There are still some obstacles. 'Books won't have a place in the corporate environment,' said O'Neill, but not all of them are available electronically. GSK has undertaken a massive review - including representatives from across R&D - of which ones to keep, she said. Books from the libraries that will still be needed are going to be stored centrally in two or three depositories. They will be available to order, much as science books are borrowed and delivered from the British Library's document supply centre in Boston Spa.

It is possible that there will be an increased amount of printing. This may especially be the case with longer documents, which can be tiring to read on computer screens. So far there have been no signs of this, but it may happen. If it does, it should be a phase that will disappear eventually, she believes. Improved browsing software, designed for longer documents so that users 'get to the bit they need to look at', and adjustable monitors with better screens, should help with this.

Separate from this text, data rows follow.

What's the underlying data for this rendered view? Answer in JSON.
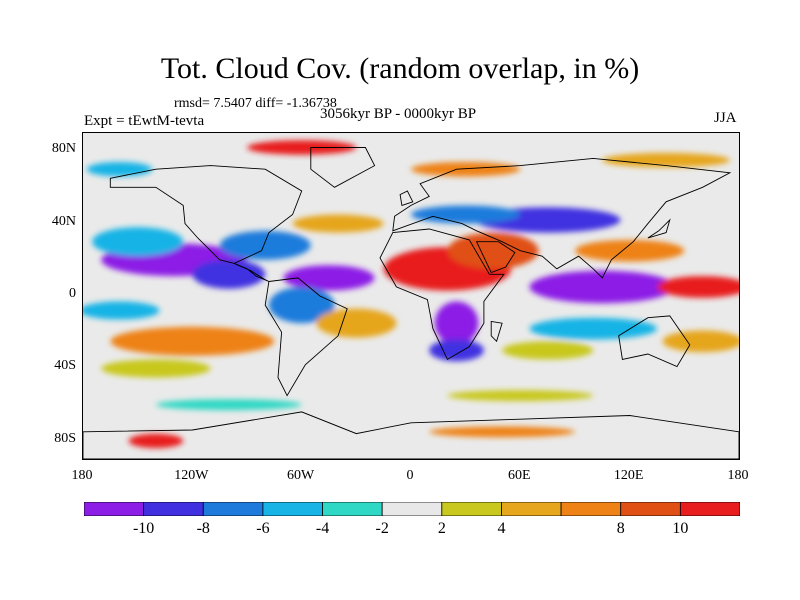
{
  "title": "Tot. Cloud Cov. (random overlap, in %)",
  "stats": "rmsd= 7.5407 diff= -1.36738",
  "period": "3056kyr BP - 0000kyr BP",
  "experiment": "Expt = tEwtM-tevta",
  "season": "JJA",
  "map": {
    "lat_range": [
      -90,
      90
    ],
    "lon_range": [
      -180,
      180
    ],
    "lat_labels": [
      "80N",
      "40N",
      "0",
      "40S",
      "80S"
    ],
    "lon_labels": [
      "180",
      "120W",
      "60W",
      "0",
      "60E",
      "120E",
      "180"
    ]
  },
  "colorbar": {
    "colors": [
      "#8c1ee6",
      "#4030e0",
      "#1e7bdc",
      "#18b4e6",
      "#2ed8c4",
      "#e8e8e8",
      "#c8c81e",
      "#e6a61e",
      "#ee8216",
      "#e05014",
      "#e81e1e"
    ],
    "tick_labels": [
      "-10",
      "-8",
      "-6",
      "-4",
      "-2",
      "2",
      "4",
      "8",
      "10"
    ]
  },
  "anomaly_regions": [
    {
      "lon": -130,
      "lat": 20,
      "rx": 40,
      "ry": 9,
      "level": 0
    },
    {
      "lon": -100,
      "lat": 12,
      "rx": 20,
      "ry": 8,
      "level": 1
    },
    {
      "lon": -150,
      "lat": 30,
      "rx": 25,
      "ry": 8,
      "level": 3
    },
    {
      "lon": -160,
      "lat": -8,
      "rx": 22,
      "ry": 5,
      "level": 3
    },
    {
      "lon": -120,
      "lat": -25,
      "rx": 45,
      "ry": 8,
      "level": 8
    },
    {
      "lon": -80,
      "lat": 28,
      "rx": 25,
      "ry": 8,
      "level": 2
    },
    {
      "lon": -45,
      "lat": 10,
      "rx": 25,
      "ry": 7,
      "level": 0
    },
    {
      "lon": -60,
      "lat": -5,
      "rx": 18,
      "ry": 10,
      "level": 2
    },
    {
      "lon": -30,
      "lat": -15,
      "rx": 22,
      "ry": 8,
      "level": 7
    },
    {
      "lon": -40,
      "lat": 40,
      "rx": 25,
      "ry": 5,
      "level": 7
    },
    {
      "lon": 20,
      "lat": 15,
      "rx": 35,
      "ry": 12,
      "level": 10
    },
    {
      "lon": 45,
      "lat": 25,
      "rx": 25,
      "ry": 10,
      "level": 9
    },
    {
      "lon": 25,
      "lat": -15,
      "rx": 12,
      "ry": 12,
      "level": 0
    },
    {
      "lon": 25,
      "lat": -30,
      "rx": 15,
      "ry": 6,
      "level": 1
    },
    {
      "lon": 75,
      "lat": 42,
      "rx": 40,
      "ry": 7,
      "level": 1
    },
    {
      "lon": 30,
      "lat": 45,
      "rx": 30,
      "ry": 5,
      "level": 2
    },
    {
      "lon": 105,
      "lat": 5,
      "rx": 40,
      "ry": 9,
      "level": 0
    },
    {
      "lon": 100,
      "lat": -18,
      "rx": 35,
      "ry": 6,
      "level": 3
    },
    {
      "lon": 120,
      "lat": 25,
      "rx": 30,
      "ry": 6,
      "level": 8
    },
    {
      "lon": 160,
      "lat": 5,
      "rx": 25,
      "ry": 6,
      "level": 10
    },
    {
      "lon": 160,
      "lat": -25,
      "rx": 22,
      "ry": 6,
      "level": 7
    },
    {
      "lon": 75,
      "lat": -30,
      "rx": 25,
      "ry": 5,
      "level": 6
    },
    {
      "lon": -140,
      "lat": -40,
      "rx": 30,
      "ry": 5,
      "level": 6
    },
    {
      "lon": -60,
      "lat": 82,
      "rx": 30,
      "ry": 4,
      "level": 10
    },
    {
      "lon": 140,
      "lat": 75,
      "rx": 35,
      "ry": 4,
      "level": 7
    },
    {
      "lon": 30,
      "lat": 70,
      "rx": 30,
      "ry": 4,
      "level": 8
    },
    {
      "lon": -140,
      "lat": -80,
      "rx": 15,
      "ry": 4,
      "level": 10
    },
    {
      "lon": 50,
      "lat": -75,
      "rx": 40,
      "ry": 3,
      "level": 8
    },
    {
      "lon": -160,
      "lat": 70,
      "rx": 18,
      "ry": 4,
      "level": 3
    },
    {
      "lon": 60,
      "lat": -55,
      "rx": 40,
      "ry": 3,
      "level": 6
    },
    {
      "lon": -100,
      "lat": -60,
      "rx": 40,
      "ry": 3,
      "level": 4
    }
  ],
  "continents": [
    {
      "name": "north-america",
      "points": [
        [
          -165,
          65
        ],
        [
          -140,
          70
        ],
        [
          -110,
          72
        ],
        [
          -80,
          70
        ],
        [
          -60,
          58
        ],
        [
          -65,
          45
        ],
        [
          -78,
          35
        ],
        [
          -82,
          25
        ],
        [
          -97,
          18
        ],
        [
          -105,
          20
        ],
        [
          -117,
          32
        ],
        [
          -124,
          40
        ],
        [
          -125,
          50
        ],
        [
          -140,
          60
        ],
        [
          -165,
          60
        ]
      ]
    },
    {
      "name": "central-america",
      "points": [
        [
          -97,
          18
        ],
        [
          -90,
          15
        ],
        [
          -85,
          11
        ],
        [
          -78,
          8
        ],
        [
          -80,
          9
        ],
        [
          -88,
          14
        ],
        [
          -95,
          17
        ]
      ]
    },
    {
      "name": "south-america",
      "points": [
        [
          -78,
          8
        ],
        [
          -62,
          10
        ],
        [
          -50,
          0
        ],
        [
          -35,
          -7
        ],
        [
          -40,
          -22
        ],
        [
          -58,
          -38
        ],
        [
          -68,
          -55
        ],
        [
          -73,
          -45
        ],
        [
          -71,
          -20
        ],
        [
          -80,
          -5
        ]
      ]
    },
    {
      "name": "greenland",
      "points": [
        [
          -55,
          82
        ],
        [
          -25,
          82
        ],
        [
          -20,
          72
        ],
        [
          -42,
          60
        ],
        [
          -55,
          70
        ]
      ]
    },
    {
      "name": "eurasia",
      "points": [
        [
          -10,
          36
        ],
        [
          -9,
          44
        ],
        [
          0,
          50
        ],
        [
          10,
          55
        ],
        [
          5,
          62
        ],
        [
          25,
          70
        ],
        [
          60,
          72
        ],
        [
          100,
          76
        ],
        [
          140,
          72
        ],
        [
          175,
          68
        ],
        [
          160,
          60
        ],
        [
          140,
          52
        ],
        [
          130,
          40
        ],
        [
          122,
          30
        ],
        [
          110,
          20
        ],
        [
          105,
          10
        ],
        [
          100,
          15
        ],
        [
          92,
          22
        ],
        [
          80,
          15
        ],
        [
          72,
          22
        ],
        [
          60,
          25
        ],
        [
          50,
          30
        ],
        [
          36,
          36
        ],
        [
          28,
          40
        ],
        [
          12,
          44
        ]
      ]
    },
    {
      "name": "africa",
      "points": [
        [
          -17,
          21
        ],
        [
          -10,
          35
        ],
        [
          10,
          37
        ],
        [
          32,
          31
        ],
        [
          43,
          12
        ],
        [
          51,
          12
        ],
        [
          40,
          -3
        ],
        [
          40,
          -15
        ],
        [
          32,
          -28
        ],
        [
          20,
          -35
        ],
        [
          12,
          -18
        ],
        [
          9,
          -2
        ],
        [
          -8,
          5
        ]
      ]
    },
    {
      "name": "arabia",
      "points": [
        [
          36,
          30
        ],
        [
          48,
          30
        ],
        [
          57,
          24
        ],
        [
          52,
          16
        ],
        [
          44,
          13
        ]
      ]
    },
    {
      "name": "australia",
      "points": [
        [
          114,
          -22
        ],
        [
          130,
          -12
        ],
        [
          142,
          -11
        ],
        [
          153,
          -27
        ],
        [
          146,
          -39
        ],
        [
          130,
          -32
        ],
        [
          116,
          -35
        ]
      ]
    },
    {
      "name": "antarctica",
      "points": [
        [
          -180,
          -75
        ],
        [
          -120,
          -74
        ],
        [
          -60,
          -64
        ],
        [
          -30,
          -76
        ],
        [
          0,
          -70
        ],
        [
          60,
          -68
        ],
        [
          120,
          -66
        ],
        [
          180,
          -75
        ],
        [
          180,
          -90
        ],
        [
          -180,
          -90
        ]
      ]
    },
    {
      "name": "madagascar",
      "points": [
        [
          44,
          -14
        ],
        [
          50,
          -15
        ],
        [
          47,
          -25
        ],
        [
          44,
          -22
        ]
      ]
    },
    {
      "name": "uk",
      "points": [
        [
          -5,
          50
        ],
        [
          1,
          52
        ],
        [
          -2,
          58
        ],
        [
          -6,
          56
        ]
      ]
    },
    {
      "name": "japan",
      "points": [
        [
          130,
          32
        ],
        [
          140,
          35
        ],
        [
          142,
          42
        ],
        [
          136,
          36
        ]
      ]
    }
  ]
}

The capture and management of intellectual property generated by GSK's own researchers, faces related problems. Moving to a fully electronic laboratory notebook will involve changing the behaviour of discovery scientists. They will need to think about putting their first thoughts about an experiment or drug target in electronic form, suggested O'Neill. Such information is important to patent claims.

There remains a problem with some of science's print legacy. The American Chemical Society's project digitised all its journals back to Volume 1 of each title. This extended the full-text electronic access back to the nineteenth century (in the case of the Journal of the American Chemical Society, 1879). But some important early literature has still not been digitised, and there are no immediate plans to do so. Chemists sometimes refer to older German journals, and this is a gap that needs to be filled, not just for GSK but all pharmaceutical companies. 'We may have to do it ourselves and sell it to our rivals,' said O'Neill jokingly. What is certain is that, like GSK, other pharmaceutical firms will be soon be mothballing their real libraries and replacing them with fully electronic ones.